Dans le grand hall tapissé de miroirs, elle remarque une clientèle de sa génération bien plus lookée qu’elle : les filles portent des chemisiers et les garçons des vestes sur des t-shirts. À vingt-deux ans, elle n’est plus tout à fait une princesse mais reste dans l’âge indécis d’une jeunesse refusant la maturité. Le Garçon a le même âge qu’elle mais paraît plus à l’aise avec le caissier qui les toise d’un air supérieur. Perché derrière son immense comptoir, il procède aux vérifications avec désinvolture et laisse entrer toutes les jolies gueules dans la discothèque. La Fille a bien vu que certains clients étaient mineurs mais l’ambiance est conviviale et l’accueil largement ouvert.
Contre les soixante-cinq francs de l’entrée, les deux amoureux se retrouvent avec des faux billets dans les mains, une poignée de « skyliners » rouges imprimés en guise de dollars fictifs. Il propose d’aller chercher quatre boissons : il vaut mieux commander plusieurs verres pour éviter de faire la queue, explique-t-il. Elle acquiesce, il a l’air de savoir ce qu’il fait. Des néons roses et bleus fixés à une maquette d’avion suspendue au plafond apportent quelques couleurs dans le hall immense. Elle hésite, perdue dans l’atmosphère saturée par les fumigènes, les éclairages fixes balisent le chemin devant elle. Contournant un escalier monumental en pierre, elle entre dans une salle aux dimensions incertaines, faiblement éclairée, et file directement se poser contre un mur pour observer la piste plus tranquillement. La clientèle se compose surtout de mâles très entreprenants avec les filles, de punks à crête décolorée, de danseurs enlacés et de corps anonymes électrisés par la musique. Pour exister près du bar, il faut être soit très beau, soit très excentrique. La Fille se demande dans quelle catégorie de clients elle se situe : normalement séduisante, pas assez dénudée pour être sexy, jolie sans excès et terriblement impressionnée par la faune autour d’elle. Pas assez excitante, donc, pas assez marginale non plus.
À l’autre bout de la salle, quelques clients se pressent pour accéder à l’étage par l’immense escalier d’où l’on observe les allées et venues. Une galerie suspendue comme un perchoir où la jeune fille devine des activités lubriques. Quelques crânes rasés brillent sous les spots et s’agitent au rythme des beats de plus en plus marqués. La jeune fille reconnaît une mélodie entendue à la radio, un titre de ce groupe anglais, Queen. Body Language . Sous les néons, les impressions du grand hall se mêlent aux images du clip qu’elle a vu à la télé : des peaux gainées de cuir, des bustes huilés et une pulsion sensuelle dans chacun des corps. Les quatre minutes du clip sont saturées de caresses, d’épidermes léchés et d’éclairages indirects, tout y est suggestif. Même elle, si naïve, l’a saisi. Les ambiances se superposent devant ses yeux, la réalité se perd dans la mise en scène vidéo et la musique achève de l’étourdir.

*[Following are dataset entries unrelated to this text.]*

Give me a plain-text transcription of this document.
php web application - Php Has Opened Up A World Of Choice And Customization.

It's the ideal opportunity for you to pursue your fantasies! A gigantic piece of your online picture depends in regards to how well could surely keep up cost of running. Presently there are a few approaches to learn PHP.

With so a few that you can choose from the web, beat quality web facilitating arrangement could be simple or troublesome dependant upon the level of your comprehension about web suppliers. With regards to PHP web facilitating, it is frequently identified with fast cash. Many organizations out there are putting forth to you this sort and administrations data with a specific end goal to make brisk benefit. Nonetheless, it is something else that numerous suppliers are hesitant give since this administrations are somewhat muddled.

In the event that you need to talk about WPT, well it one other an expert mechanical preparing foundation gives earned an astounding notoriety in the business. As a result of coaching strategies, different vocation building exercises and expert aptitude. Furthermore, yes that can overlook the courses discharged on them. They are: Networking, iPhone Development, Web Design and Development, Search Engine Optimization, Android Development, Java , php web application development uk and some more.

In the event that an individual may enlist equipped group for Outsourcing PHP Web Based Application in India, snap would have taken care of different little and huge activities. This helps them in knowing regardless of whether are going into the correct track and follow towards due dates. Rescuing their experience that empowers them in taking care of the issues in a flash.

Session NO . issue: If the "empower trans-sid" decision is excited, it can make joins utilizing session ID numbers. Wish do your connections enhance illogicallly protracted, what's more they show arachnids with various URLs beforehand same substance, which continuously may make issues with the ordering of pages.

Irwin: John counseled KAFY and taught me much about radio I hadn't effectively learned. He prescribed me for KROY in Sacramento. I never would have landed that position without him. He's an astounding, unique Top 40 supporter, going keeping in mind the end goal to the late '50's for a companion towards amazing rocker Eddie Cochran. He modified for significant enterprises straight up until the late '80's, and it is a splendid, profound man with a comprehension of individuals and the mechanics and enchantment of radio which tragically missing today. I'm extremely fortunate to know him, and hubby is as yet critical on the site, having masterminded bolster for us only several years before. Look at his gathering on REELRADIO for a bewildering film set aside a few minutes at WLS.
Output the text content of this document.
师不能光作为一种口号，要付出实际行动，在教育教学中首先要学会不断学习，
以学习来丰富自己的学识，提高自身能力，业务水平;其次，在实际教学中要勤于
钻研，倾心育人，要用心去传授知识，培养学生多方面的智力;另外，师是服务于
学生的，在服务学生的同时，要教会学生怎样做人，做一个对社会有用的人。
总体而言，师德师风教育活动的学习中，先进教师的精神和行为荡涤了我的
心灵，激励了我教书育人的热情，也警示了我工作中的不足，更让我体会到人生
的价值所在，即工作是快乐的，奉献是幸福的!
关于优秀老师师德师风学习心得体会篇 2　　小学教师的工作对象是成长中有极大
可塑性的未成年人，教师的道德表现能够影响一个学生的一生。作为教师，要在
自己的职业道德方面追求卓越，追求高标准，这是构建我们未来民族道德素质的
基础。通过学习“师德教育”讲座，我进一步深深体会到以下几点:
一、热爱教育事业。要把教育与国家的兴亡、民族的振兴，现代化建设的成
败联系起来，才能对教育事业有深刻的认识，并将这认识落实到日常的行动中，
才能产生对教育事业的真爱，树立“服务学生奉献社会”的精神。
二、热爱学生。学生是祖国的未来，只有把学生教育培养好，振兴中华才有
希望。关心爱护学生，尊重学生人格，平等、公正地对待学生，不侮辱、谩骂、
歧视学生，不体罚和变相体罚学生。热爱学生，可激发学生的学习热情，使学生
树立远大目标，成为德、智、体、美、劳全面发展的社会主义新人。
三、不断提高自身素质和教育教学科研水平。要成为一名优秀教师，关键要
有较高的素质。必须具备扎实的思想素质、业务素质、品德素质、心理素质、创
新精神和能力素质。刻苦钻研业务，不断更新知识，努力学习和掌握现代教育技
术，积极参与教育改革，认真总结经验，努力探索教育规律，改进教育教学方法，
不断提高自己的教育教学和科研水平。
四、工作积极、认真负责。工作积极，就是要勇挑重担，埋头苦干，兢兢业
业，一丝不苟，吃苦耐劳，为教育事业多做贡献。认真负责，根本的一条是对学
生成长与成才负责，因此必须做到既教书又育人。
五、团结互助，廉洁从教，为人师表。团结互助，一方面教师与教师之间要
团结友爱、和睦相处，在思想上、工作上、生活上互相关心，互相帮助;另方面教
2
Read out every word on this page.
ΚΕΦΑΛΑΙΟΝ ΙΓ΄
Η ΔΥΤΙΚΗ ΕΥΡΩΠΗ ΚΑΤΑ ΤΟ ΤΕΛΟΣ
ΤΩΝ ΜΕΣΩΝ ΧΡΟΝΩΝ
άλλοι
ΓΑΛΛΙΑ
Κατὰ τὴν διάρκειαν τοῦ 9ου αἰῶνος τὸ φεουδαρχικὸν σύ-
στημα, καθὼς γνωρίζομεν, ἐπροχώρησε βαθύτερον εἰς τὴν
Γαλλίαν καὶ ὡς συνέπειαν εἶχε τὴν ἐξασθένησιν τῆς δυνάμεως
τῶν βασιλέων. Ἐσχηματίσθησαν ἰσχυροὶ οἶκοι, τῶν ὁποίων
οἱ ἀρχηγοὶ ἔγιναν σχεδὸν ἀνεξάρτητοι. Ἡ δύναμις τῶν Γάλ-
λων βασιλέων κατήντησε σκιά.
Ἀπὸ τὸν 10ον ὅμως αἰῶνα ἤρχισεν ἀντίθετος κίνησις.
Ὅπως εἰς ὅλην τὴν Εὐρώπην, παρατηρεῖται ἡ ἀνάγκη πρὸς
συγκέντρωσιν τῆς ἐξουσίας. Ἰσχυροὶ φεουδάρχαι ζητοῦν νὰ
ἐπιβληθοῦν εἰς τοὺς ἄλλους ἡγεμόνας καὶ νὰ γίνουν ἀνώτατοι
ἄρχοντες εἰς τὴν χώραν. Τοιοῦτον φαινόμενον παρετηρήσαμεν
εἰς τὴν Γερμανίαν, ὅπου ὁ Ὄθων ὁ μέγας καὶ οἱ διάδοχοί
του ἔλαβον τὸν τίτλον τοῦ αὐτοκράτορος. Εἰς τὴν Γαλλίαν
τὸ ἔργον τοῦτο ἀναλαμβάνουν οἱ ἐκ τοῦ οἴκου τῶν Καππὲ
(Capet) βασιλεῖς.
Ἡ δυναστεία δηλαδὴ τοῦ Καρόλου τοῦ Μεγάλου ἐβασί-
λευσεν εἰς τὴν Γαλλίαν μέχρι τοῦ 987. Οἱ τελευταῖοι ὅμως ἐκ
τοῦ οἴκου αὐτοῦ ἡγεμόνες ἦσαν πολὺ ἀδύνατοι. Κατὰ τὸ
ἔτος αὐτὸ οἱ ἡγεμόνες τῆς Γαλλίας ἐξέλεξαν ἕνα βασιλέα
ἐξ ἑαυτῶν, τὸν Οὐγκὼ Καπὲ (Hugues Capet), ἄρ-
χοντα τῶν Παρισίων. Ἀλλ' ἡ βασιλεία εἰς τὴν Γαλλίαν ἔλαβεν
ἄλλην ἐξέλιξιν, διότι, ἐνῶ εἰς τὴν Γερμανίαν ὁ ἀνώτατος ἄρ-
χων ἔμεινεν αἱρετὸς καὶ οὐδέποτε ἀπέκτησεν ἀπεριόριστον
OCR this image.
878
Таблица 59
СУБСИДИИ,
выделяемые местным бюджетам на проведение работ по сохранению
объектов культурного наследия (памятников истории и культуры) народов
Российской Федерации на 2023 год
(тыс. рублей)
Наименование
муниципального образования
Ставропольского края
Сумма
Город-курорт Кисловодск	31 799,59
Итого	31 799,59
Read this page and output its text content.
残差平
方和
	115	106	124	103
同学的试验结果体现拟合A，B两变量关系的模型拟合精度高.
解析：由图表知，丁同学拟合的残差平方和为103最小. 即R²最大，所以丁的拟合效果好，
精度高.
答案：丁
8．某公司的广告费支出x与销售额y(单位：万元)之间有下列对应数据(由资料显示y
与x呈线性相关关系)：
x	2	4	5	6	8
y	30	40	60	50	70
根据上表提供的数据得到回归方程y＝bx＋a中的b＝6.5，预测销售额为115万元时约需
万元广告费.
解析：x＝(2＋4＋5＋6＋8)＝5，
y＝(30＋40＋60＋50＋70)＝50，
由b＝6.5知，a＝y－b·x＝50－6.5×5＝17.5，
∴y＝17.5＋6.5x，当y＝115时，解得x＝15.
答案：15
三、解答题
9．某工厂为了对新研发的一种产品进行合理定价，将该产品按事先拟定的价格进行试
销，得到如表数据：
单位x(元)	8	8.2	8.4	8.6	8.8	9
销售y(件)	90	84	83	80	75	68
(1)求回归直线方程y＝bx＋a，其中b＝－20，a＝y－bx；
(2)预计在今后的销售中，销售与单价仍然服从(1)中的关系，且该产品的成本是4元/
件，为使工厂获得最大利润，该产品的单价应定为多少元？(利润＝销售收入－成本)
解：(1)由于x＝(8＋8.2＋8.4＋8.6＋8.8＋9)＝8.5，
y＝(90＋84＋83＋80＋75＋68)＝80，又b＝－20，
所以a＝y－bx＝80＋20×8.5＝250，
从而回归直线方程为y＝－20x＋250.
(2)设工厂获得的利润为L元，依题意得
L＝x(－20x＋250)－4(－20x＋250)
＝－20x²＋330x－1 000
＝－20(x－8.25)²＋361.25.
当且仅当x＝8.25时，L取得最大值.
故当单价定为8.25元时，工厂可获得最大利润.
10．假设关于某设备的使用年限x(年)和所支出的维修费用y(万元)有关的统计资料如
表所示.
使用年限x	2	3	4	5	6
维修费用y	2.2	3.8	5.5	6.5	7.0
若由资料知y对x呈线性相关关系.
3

À présent, elle se demande où est passé le Garçon, il a disparu depuis de longues minutes et n’est pas revenu avec les boissons. Comme elle a soif, elle décide de le rejoindre au bar : sans doute fait-il encore la queue pour acheter un Pisang ou un Martini-orange. Elle adore les boissons sucrées, idéales pour bien commencer une soirée. Peut-être les quatre verres sont-ils compliqués à transporter ? Elle pourra lui apporter son aide et enfin trinquer avec lui. Cette nuit sera parfaite puisqu’elle l’a décidé : à vingt-deux ans, c’est sa première sortie en Belgique et le Garçon est charmant. Comme il est beau ! Elle n’a pas cessé de le répéter à sa tante qui la questionnait avec une curiosité excessive. Mais elle a l’âge des secrets et n’en a pas dit plus. Elle caresse son ventre pour sentir un peu la chaleur du Garçon et sa présence réconfortante. Sa peau lui manque déjà. Recoiffant distraitement ses longs cheveux roux, elle essaie de garder une allure apprêtée.
Dans la grande maison, la déco est d’époque : boiseries, moulures en stuc, colonnades et grandes cheminées. La clientèle habituée des lieux évolue nerveusement entre le hall et la piste, au gré des retrouvailles avec les nouveaux venus. Bien que curieuse, elle n’ose pas emprunter l’escalier pour rejoindre l’étage. Devant elle, des corps se balancent, des silhouettes s’étreignent avec ardeur, des couples se roulent des pelles, se défont et passent dans d’autres bras. C’est dégueu, se dit-elle.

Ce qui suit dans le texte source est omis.